İstanbul Sözleşmesi’ne Karşı Çıkmak Şiddetçi Erkeklere Teşvik, Tüm Kadınlara Tehdittir

TBMM Boşanma Komisyonu Raporu’ndan beri İstanbul Sözleşmesi ve 6284 sayılı yasaya karşı sistematik bir karalama kampanyası yürütülmektedir. Bu kampanya nedeniyle ne İstanbul Sözleşmesi ne de 6284 sayılı yasa etkili bir biçimde uygulanmaktadır. Devleti şiddetle ilgili yasaları ve sözleşmeleri uygulamaması, bu düzenlemelerin gerektirdiği şiddetle mücadele mekanizmalarını kurmaması nedeniyle ülkemizde her gün en az üç kadın hayatını kaybetmektedir. Ne yazık ki Numan Kurtulmuş’un son açıklaması da sözleşmeyi ve yasayı uygulamamak için zaten direnmekte olan tüm kamu görevlilerine en üst düzeyden bağlayıcı bir “talimat” niteliği taşımaktadır. Bu gibi açıklamaların, şiddet uygulayan erkekleri teşvik etmek; şiddete maruz kalan birçok kadının devlet mekanizmalarına başvurma cesaretlerini kırmak; kamuda görevini yerine getirmeye çalışan az sayıdaki yargı ve kolluk görevlisinin de elini kolunu bağlamak gibi olumsuz sonuçları olacaktır.

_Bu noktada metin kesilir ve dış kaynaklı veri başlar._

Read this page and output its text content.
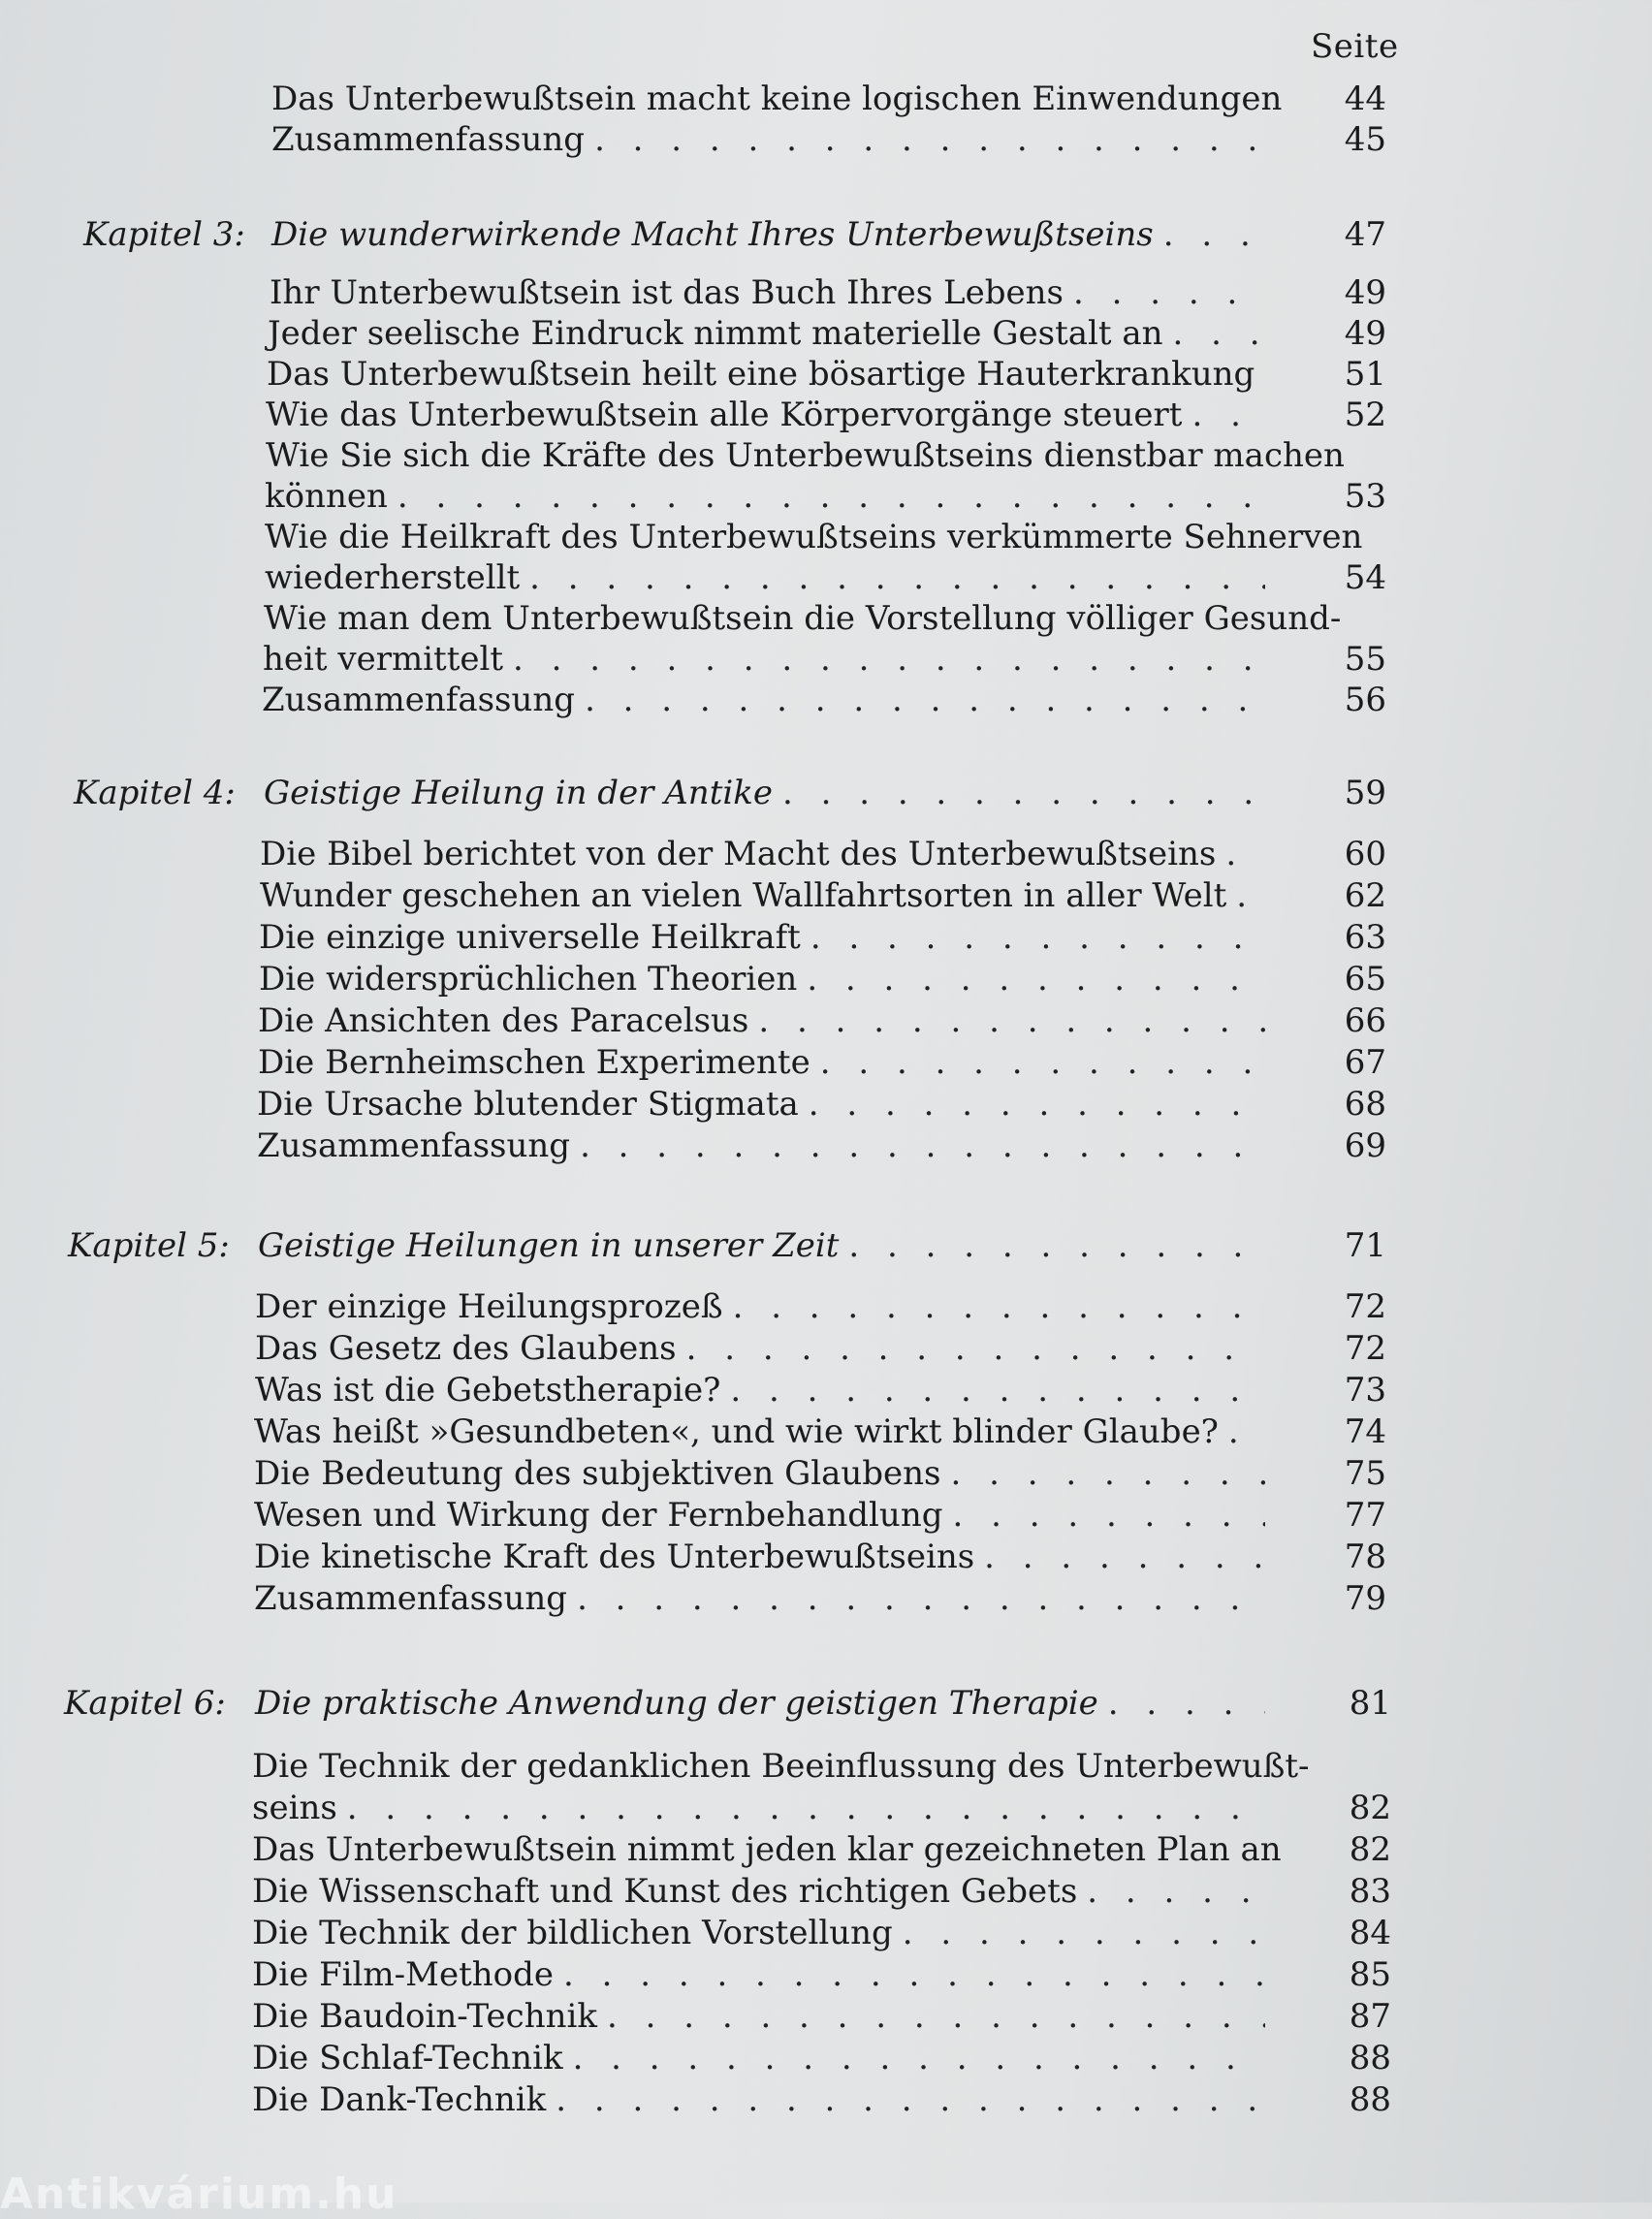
Seite
Das Unterbewußtsein macht keine logischen Einwendungen	44
Zusammenfassung . . .	45
Kapitel 3: Die wunderwirkende Macht Ihres Unterbewußtseins . . .	47
Ihr Unterbewußtsein ist das Buch Ihres Lebens . . .	49
Jeder seelische Eindruck nimmt materielle Gestalt an . . .	49
Das Unterbewußtsein heilt eine bösartige Hauterkrankung . . .	51
Wie das Unterbewußtsein alle Körpervorgänge steuert . . .	52
Wie Sie sich die Kräfte des Unterbewußtseins dienstbar machen
können . . .	53
Wie die Heilkraft des Unterbewußtseins verkümmerte Sehnerven
wiederherstellt . . .	54
Wie man dem Unterbewußtsein die Vorstellung völliger Gesund-
heit vermittelt . . .	55
Zusammenfassung . . .	56
Kapitel 4: Geistige Heilung in der Antike . . .	59
Die Bibel berichtet von der Macht des Unterbewußtseins . . .	60
Wunder geschehen an vielen Wallfahrtsorten in aller Welt . . .	62
Die einzige universelle Heilkraft . . .	63
Die widersprüchlichen Theorien . . .	65
Die Ansichten des Paracelsus . . .	66
Die Bernheimschen Experimente . . .	67
Die Ursache blutender Stigmata . . .	68
Zusammenfassung . . .	69
Kapitel 5: Geistige Heilungen in unserer Zeit . . .	71
Der einzige Heilungsprozeß . . .	72
Das Gesetz des Glaubens . . .	72
Was ist die Gebetstherapie? . . .	73
Was heißt »Gesundbeten«, und wie wirkt blinder Glaube? . . .	74
Die Bedeutung des subjektiven Glaubens . . .	75
Wesen und Wirkung der Fernbehandlung . . .	77
Die kinetische Kraft des Unterbewußtseins . . .	78
Zusammenfassung . . .	79
Kapitel 6: Die praktische Anwendung der geistigen Therapie . . .	81
Die Technik der gedanklichen Beeinflussung des Unterbewußt-
seins . . .	82
Das Unterbewußtsein nimmt jeden klar gezeichneten Plan an	82
Die Wissenschaft und Kunst des richtigen Gebets . . .	83
Die Technik der bildlichen Vorstellung . . .	84
Die Film-Methode . . .	85
Die Baudoin-Technik . . .	87
Die Schlaf-Technik . . .	88
Die Dank-Technik . . .	88
Antikvárium.hu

TCK 103 Çocuk Cinsel İstismarı Affına Karşı Kadın Platformu’nu oluşturan kadın örgütleri ve destekleyen diğer sivil toplum örgütleri olarak yetkililere sesleniyoruz:

Kadınlara ve kız çocuklarına yönelik fiziksel, cinsel, psikolojik ve ekonomik şiddet ile ayrımcılığı körükleyen bu söylemlerinize son verin; İstanbul Sözleşmesi ve 6284 sayılı yasanın etkin bir biçimde uygulanmasını ve işlevli bir Alo Şiddet Hattı, ülke çapında yeterli sayıda kadın danışma merkezleri, sığınaklar, cinsel şiddet kriz merkezleri ile şiddetle mücadelenin ulusal mekanizmasının yeterli sayı ve nitelikli destek kapasitesine ulaştırılmasını sağlayın; Çocuk İstismarcılarına Af Girişimlerinin Gündemde Tutulması İstismarcılara Teşvik, Tüm Çocuklara Tehdittir. Bu af söylentisi olduğu sürece;

Türk Ceza Kanunu’ndaki 15 yaş altı çocuklarla hiçbir koşulda cinsel ilişkiye girilemeyeceği ve Türk Medeni Kanunu’ndaki 17 yaşın altında evlilik yapılamayacağı konusundaki yasal düzenlemeler kağıt üzerinde kalıyor, uygulanmıyor, uygulanamıyor. Gençler, aileler bu yasalar yokmuş gibi yaşamaya devam ediyor.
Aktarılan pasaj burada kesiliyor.